§ Mr. Powell
I beg to move Amendment No. 52, in page 17, line 18, leave out from'23' to first 'an' in line 19, and insert 'while'.
§ Mr. Deputy Speaker (Sir Myer Galpern)
With this we shall take Government Amendment No. 87. We shall also take the following amendments:
1970 No. 53, in page 17, line 20, leave out 'may be brought'.
No. 54, in page 17, line 20, at end insert 'in respect of that Act are pending'.
§ Mr. Powell
The purpose of the amendment is to prevent the concurrence in time of jurisdiction, if I may slightly misuse the expression, between the agency and any other resource, but not to eliminate it altogether. It is clearly undesirable that both the agency and some other instance of appeal should be seized of the same action at the same time. But it does not follow from that that an action which has been considered by an instance of appeal from one point of view should therefore be outside the purview of the agency in the context of its function.
Our three amendments seek to eliminate concurrence in time while preserving the two alternative jurisdictions where there is scope for two aspects, both of which may be the subject of appeal.
§ Mr. Moyle
I understand the purpose of this amendment and I have put down Amendment No. 87 with a view to partially meeting the objective of the right hon. Member for Down, South (Mr. Powell).
The problem can be illustrated by two examples. I accept what the right hon. Gentleman says about the purpose of the Bill being that if there is a remedy available under some other machinery, the Fair Employment Agency does not consider the case.

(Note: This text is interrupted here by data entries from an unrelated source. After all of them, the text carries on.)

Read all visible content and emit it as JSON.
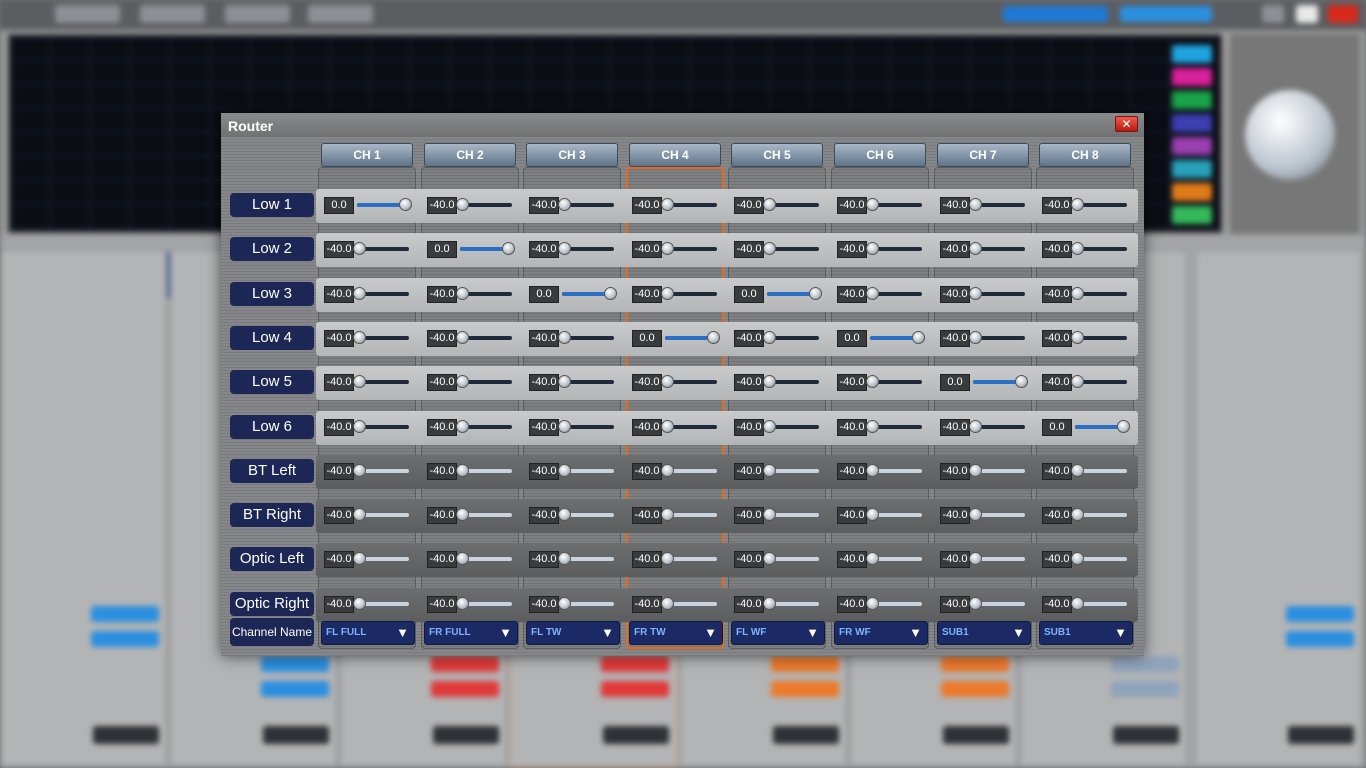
{
  "dialog": {
    "title": "Router",
    "close_label": "✕"
  },
  "columns": [
    {
      "label": "CH 1",
      "name": "FL FULL"
    },
    {
      "label": "CH 2",
      "name": "FR FULL"
    },
    {
      "label": "CH 3",
      "name": "FL TW"
    },
    {
      "label": "CH 4",
      "name": "FR TW"
    },
    {
      "label": "CH 5",
      "name": "FL WF"
    },
    {
      "label": "CH 6",
      "name": "FR WF"
    },
    {
      "label": "CH 7",
      "name": "SUB1"
    },
    {
      "label": "CH 8",
      "name": "SUB1"
    }
  ],
  "selected_column": 3,
  "rows": [
    {
      "label": "Low 1",
      "values": [
        "0.0",
        "-40.0",
        "-40.0",
        "-40.0",
        "-40.0",
        "-40.0",
        "-40.0",
        "-40.0"
      ]
    },
    {
      "label": "Low 2",
      "values": [
        "-40.0",
        "0.0",
        "-40.0",
        "-40.0",
        "-40.0",
        "-40.0",
        "-40.0",
        "-40.0"
      ]
    },
    {
      "label": "Low 3",
      "values": [
        "-40.0",
        "-40.0",
        "0.0",
        "-40.0",
        "0.0",
        "-40.0",
        "-40.0",
        "-40.0"
      ]
    },
    {
      "label": "Low 4",
      "values": [
        "-40.0",
        "-40.0",
        "-40.0",
        "0.0",
        "-40.0",
        "0.0",
        "-40.0",
        "-40.0"
      ]
    },
    {
      "label": "Low 5",
      "values": [
        "-40.0",
        "-40.0",
        "-40.0",
        "-40.0",
        "-40.0",
        "-40.0",
        "0.0",
        "-40.0"
      ]
    },
    {
      "label": "Low 6",
      "values": [
        "-40.0",
        "-40.0",
        "-40.0",
        "-40.0",
        "-40.0",
        "-40.0",
        "-40.0",
        "0.0"
      ]
    },
    {
      "label": "BT Left",
      "values": [
        "-40.0",
        "-40.0",
        "-40.0",
        "-40.0",
        "-40.0",
        "-40.0",
        "-40.0",
        "-40.0"
      ]
    },
    {
      "label": "BT Right",
      "values": [
        "-40.0",
        "-40.0",
        "-40.0",
        "-40.0",
        "-40.0",
        "-40.0",
        "-40.0",
        "-40.0"
      ]
    },
    {
      "label": "Optic Left",
      "values": [
        "-40.0",
        "-40.0",
        "-40.0",
        "-40.0",
        "-40.0",
        "-40.0",
        "-40.0",
        "-40.0"
      ]
    },
    {
      "label": "Optic Right",
      "values": [
        "-40.0",
        "-40.0",
        "-40.0",
        "-40.0",
        "-40.0",
        "-40.0",
        "-40.0",
        "-40.0"
      ]
    }
  ],
  "channel_name_label": "Channel Name",
  "slider_range": [
    -40,
    0
  ],
  "colors": {
    "accent_selected": "#e56b1f",
    "label_bg": "#1c2755",
    "select_text": "#7fb2ff",
    "close_red": "#d9291c"
  }
}
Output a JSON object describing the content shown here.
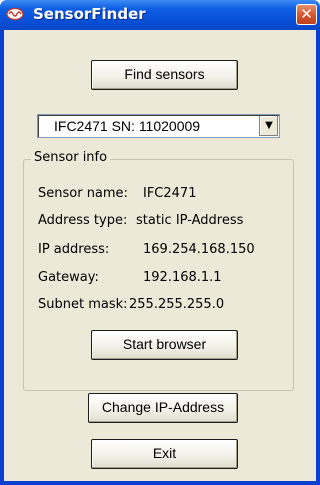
{
  "window": {
    "title": "SensorFinder",
    "close_glyph": "✕"
  },
  "buttons": {
    "find": "Find sensors",
    "start_browser": "Start browser",
    "change_ip": "Change IP-Address",
    "exit": "Exit"
  },
  "sensor_select": {
    "value": "IFC2471 SN: 11020009",
    "arrow": "▼"
  },
  "sensor_info": {
    "legend": "Sensor info",
    "rows": [
      {
        "label": "Sensor name:",
        "value": "IFC2471"
      },
      {
        "label": "Address type:",
        "value": "static IP-Address"
      },
      {
        "label": "IP address:",
        "value": "169.254.168.150"
      },
      {
        "label": "Gateway:",
        "value": "192.168.1.1"
      },
      {
        "label": "Subnet mask:",
        "value": "255.255.255.0"
      }
    ]
  },
  "colors": {
    "titlebar": "#0a50d6",
    "client": "#ece9d8",
    "close_button": "#d2552e"
  }
}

The right hon. Gentleman would like the other machinery to consider the problem first, with the agency being able to intervene at a subsequent stage after the exhaustion of the first machinery.
However, that would lead to problems in certain cases, including removal from the register or roll of nurses or from the roll of midwives. If a professional body moves to do that, an aggrieved individual may appeal to the High Court.
I do not say it would be inappropriate but it would certainly be a matter for deep constitutional consideration and philosophical contemplation to propose that there should be an appeal from the High Court to the agency and that the agency, which is an administrative body and, at the most, quasi-judicial, should have a right to review decisions of the High Court. To British constitutional 1971 man, the highest form of judicial consideration is a court of law and it would not be wise for the agency to be able to review decisions of a court of law.
Another example is the case of a man who felt aggrieved at the refusal of a licence to hatch and rear poultry. He may appeal to a panel of three lawyers under the Poultry Improvement (Northern Ireland) Act 1968 and may think that the panel, which is a quasi-judicial body appointed by the Department of Agriculture, had rejected his appeal on sectarian or religious grounds, leaving him with a sense of grievance. There might be a good argument for a reference from that body to the agency and the purpose of my amendment is to meet this sort of case.
If the right hon. Member for Down, South and his hon. Friends withdraw their amendments and accept mine, where an appeal against removal from a roll by professional bodies lies to a court of law, that court will be the end of the matter. Where it lies to a quasi-judicial body, the agency will be able to consider the case.
§ Mr. Powell
I am grateful to the Minister of State for the careful attention he has evidently given to the problem ventilated in Committee and for the ingenuity of his proposed solution. The Minister's amendment is starred and when I first saw it this morning, I failed to recognise that it was even a partial solution. However, I recognise that there is a real logic in the hon. Gentleman's amendment and the arguments he puts for it.
I take one of his examples—the case of a nurse struck off the roll—to think it through. The nurse might be struck off the roll purportedly for incompetence or for some other professional deficiency. If he or she took the view that the striking off the roll was discriminatory, the indications that it was discriminatory could be brought out by the aggrieved person before a court. Therefore, the discriminatory aspect could be covered by the alternative instance of appeal where, as in that case, it is the High Court.
On the other hand, the Minister said that the amendment would eliminate the possibility of a decision which falls to be taken on grounds which have nothing to 1972 do with religious discrimination, such as whether premises are suitable for rearing chickens, which for all I know might oust an appeal to the board on the ground that it was merely a cloak for discrimination and was a twisted judgment. I believe that we have probably got as near as we are likely to get to the right answer in this respect, and I beg to ask leave to withdraw the amendment.
§ Amendment, by leave, withdrawn.
§ Amendment made: No. 87, in page 17, line 20, after 'brought', insert 'to a court'.—[Mr. Concannon.]